Rider v. State

151 P.2d 67 | Okla. Crim. App. | 1944

Defendant, Dexter Rider, was charged in the district court of Sequoyah county with the crime of murder; was tried, convicted of the crime of manslaughter in the first degree, by the court sentenced to serve a term of seven years in the penitentiary, and has appealed.

This charge was the outgrowth of the killing by defendant of George Flute by shooting him with a pistol at a picnic near Sallisaw, in Sequoyah county, on the night of July 6, 1941.

The principal contention of defendant for a reversal of this case is that the evidence is insufficient to sustain the judgment and sentence.

A strong and well prepared brief has been filed by counsel for defendant to uphold this contention, in which the testimony of each witness has been carefully analyzed, and an eloquent appeal made for the reversal of the case. *45

We have carefully read the briefs, the record, and the instructions of the court.

We find that the testimony of the several witnesses with reference to what occurred at the exact time of the killing is in direct conflict. This killing occurred on or near a dance platform on the picnic grounds, and many parties were on the platform and near it at the time.

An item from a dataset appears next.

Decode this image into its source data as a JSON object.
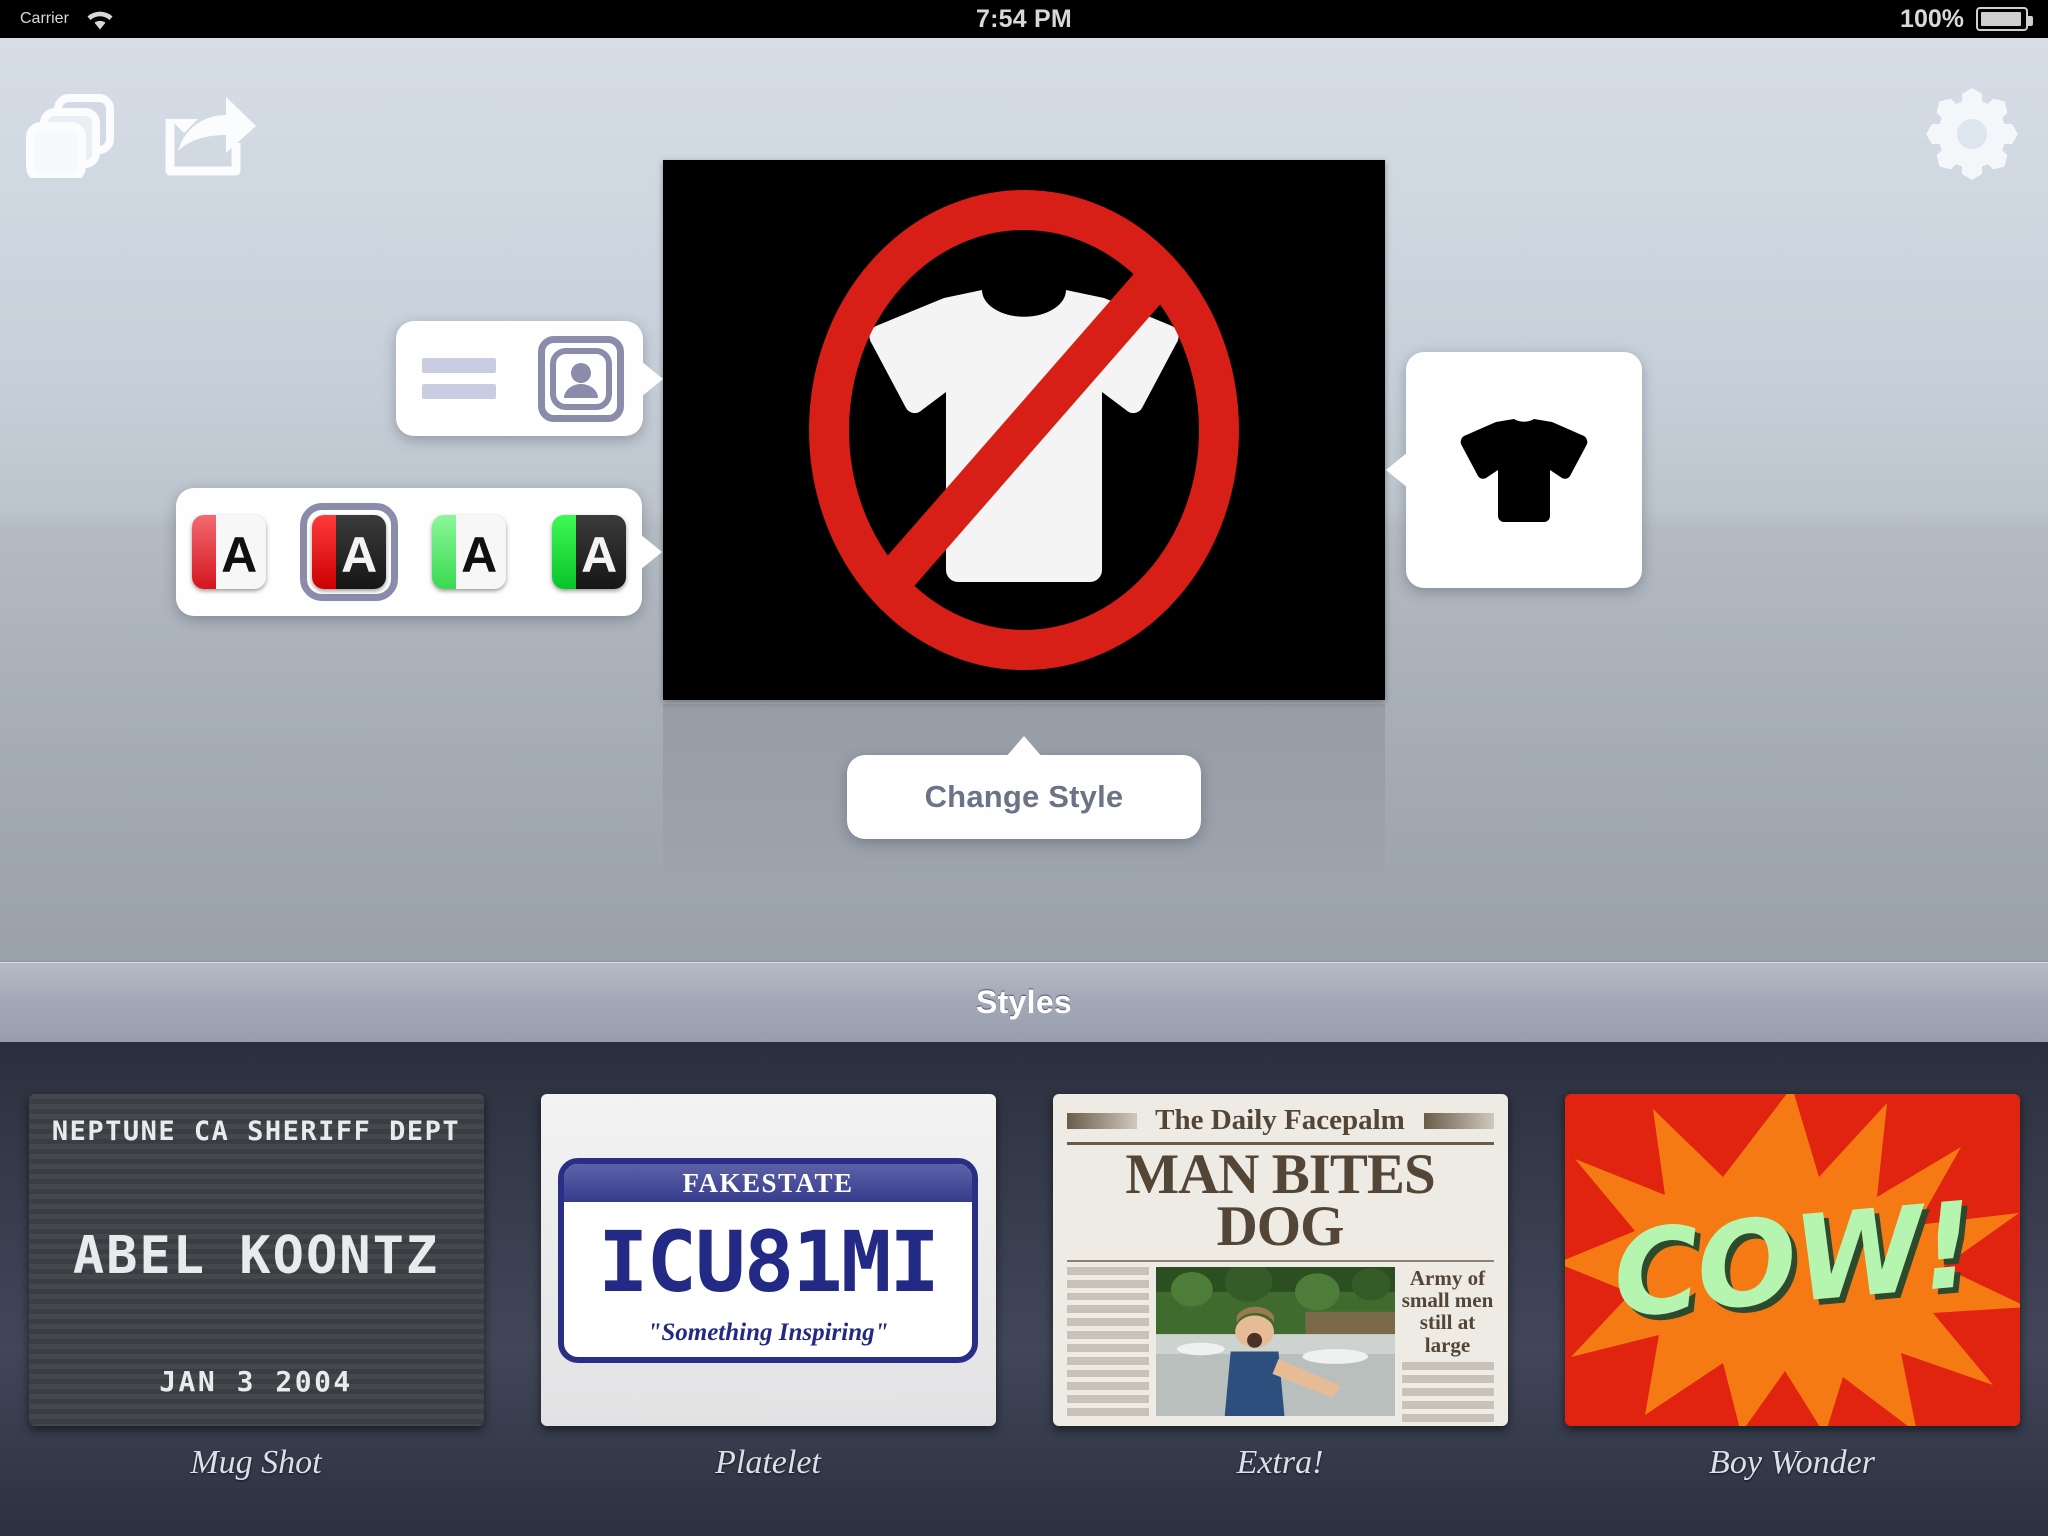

The defendant was a member of the Cherokee Tribe of Indians, as was also the deceased, George Flute, who was a deputy sheriff of Sequoyah county. Some time prior to the killing, two girls had been in a fight out in the road near the picnic grounds. Defendant was present and one of the girls, whose face was bleeding, asked for a handkerchief, and defendant gave her one. This apparently angered some of the crowd, and they started toward the defendant. As he backed away he told them to stop, and when they did not do so, he pulled a gun from his pocket and fired three shots in the ground in front of them. The deceased, who was also present, made some attempt to secure the gun from defendant, and in this was assisted by another party. The defendant got away, and, as he testified, was going home. On the way he came to the dance platform and stopped, and went up on the platform. The deceased also approached the platform from another direction, and was undoubtedly, from all the testimony, going toward the defendant for the purpose of arresting him, or securing his gun, the defendant having reloaded his gun and placed it in his pocket.

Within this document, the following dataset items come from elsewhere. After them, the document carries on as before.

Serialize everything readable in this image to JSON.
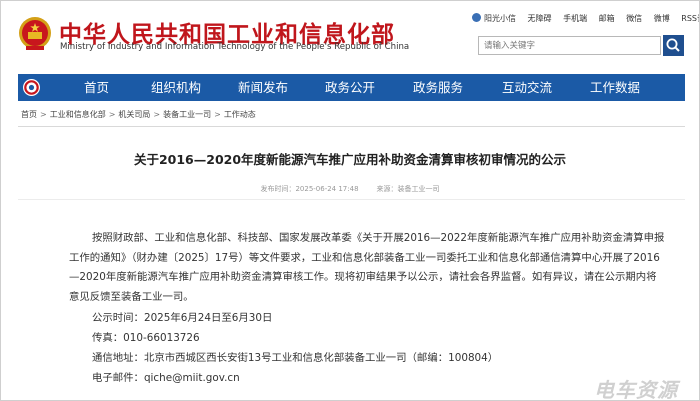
{
  "site": {
    "title": "中华人民共和国工业和信息化部",
    "subtitle": "Ministry of Industry and Information Technology of the People's Republic of China"
  },
  "toplinks": [
    "阳光小信",
    "无障碍",
    "手机端",
    "邮箱",
    "微信",
    "微博",
    "RSS订阅"
  ],
  "search": {
    "placeholder": "请输入关键字"
  },
  "nav": [
    "首页",
    "组织机构",
    "新闻发布",
    "政务公开",
    "政务服务",
    "互动交流",
    "工作数据"
  ],
  "breadcrumb": [
    "首页",
    "工业和信息化部",
    "机关司局",
    "装备工业一司",
    "工作动态"
  ],
  "breadcrumb_sep": ">",
  "article": {
    "title": "关于2016—2020年度新能源汽车推广应用补助资金清算审核初审情况的公示",
    "publish_time": "发布时间：2025-06-24 17:48",
    "source": "来源：装备工业一司",
    "paragraph": "按照财政部、工业和信息化部、科技部、国家发展改革委《关于开展2016—2022年度新能源汽车推广应用补助资金清算申报工作的通知》（财办建〔2025〕17号）等文件要求，工业和信息化部装备工业一司委托工业和信息化部通信清算中心开展了2016—2020年度新能源汽车推广应用补助资金清算审核工作。现将初审结果予以公示，请社会各界监督。如有异议，请在公示期内将意见反馈至装备工业一司。",
    "notice_period": "公示时间：2025年6月24日至6月30日",
    "fax": "传真：010-66013726",
    "address": "通信地址：北京市西城区西长安街13号工业和信息化部装备工业一司（邮编：100804）",
    "email": "电子邮件：qiche@miit.gov.cn"
  },
  "watermark": "电车资源",
  "colors": {
    "brand_red": "#c0161c",
    "nav_blue": "#1b5aa6",
    "search_btn": "#1f4f8f"
  },
  "icons": {
    "emblem": "national-emblem-icon",
    "search": "search-icon",
    "nav_logo": "miit-logo-icon",
    "toplink": "user-icon"
  }
}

As to what happened from this time on, there is an unequivocal conflict in the evidence. A number of state witnesses testified that defendant shot at deceased twice before deceased attempted to get his gun, and that deceased fired his gun once, and defendant then fired two other shots, killing deceased. Several of the state witnesses *46 testified that defendant shot deceased after he was lying on the ground. A number of witnesses for defendant testified that the deceased shot at defendant twice before defendant took his gun from his pocket, and before he fired. The gun of deceased was introduced in evidence, and the party who took possession of same immediately after the killing testified that only one shot had been fired, and the four loaded and one empty shells were introduced in evidence. The gun of defendant, together with five empty shells, were also introduced in evidence.

Defendant testified that he did not know deceased was an officer at the time, but knew he had been. Evidence of the state was that it was generally known in the community that deceased was a deputy sheriff.

Under the above statement, it is unnecessary for us to give a detailed statement of all the evidence offered in this case.

The argument that this court on appeal should attempt to judge the weight of the evidence and attempt to come to a conclusion as to who was testifying to the truth, and who was testifying falsely, would be in direct conflict with all the decisions of this court from its foundation. For us to attempt to determine that one witness had testified falsely because he did not testify at the preliminary examination, as argued, would be impossible. The weight of the testimony, the credibility of the witnesses, and the weight to be given to their testimony are questions exclusively for the consideration of the jury.

A careful reading of the record clearly reveals that the evidence was sufficient to sustain the judgment and sentence rendered in this case. The evidence of the state was sufficient to sustain a judgment and sentence of murder. The jury no doubt took into consideration the *47 youth of the defendant, his being in the armed forces in the service of his country, and his testimony that he did not intend to kill deceased, and only found him guilty of manslaughter in the first degree. He was ably and well defended.

The only other contention of defendant is that the court erred in giving instruction No. 5, which was as follows:

"Upon a trial for murder the commission of the homicide by the defendant being proven, the burden of proving circumstances of mitigation or that justify it devolves upon the defendant, unless the proof upon the part of the prosecution shows that the crime committed amounts only to manslaughter, or that the defendant was justifiable or excusable."

In the first place, no exception was reserved to the giving of this instruction, and for this reason it may not be considered here, unless it was a fundamental error. The instruction is a direct quotation of 22 O. S. 1941 § 745. Under the law, it should be considered in connection with all the instructions as a whole. The court fully instructed the jury upon the law of reasonable doubt, and told them that if after a consideration of the whole case, "you entertain a reasonable doubt as to the guilt of the defendant, you will resolve that doubt in his favor and acquit him." This same quotation was repeated a number of times in the general instructions. The court fully covered the law of self-defense in his instructions, and they were so favorable to the defendant that no exception was taken to them.

Finding no error in the record, it is ordered that the judgment and sentence of the district court of Sequoyah county be, and it is affirmed.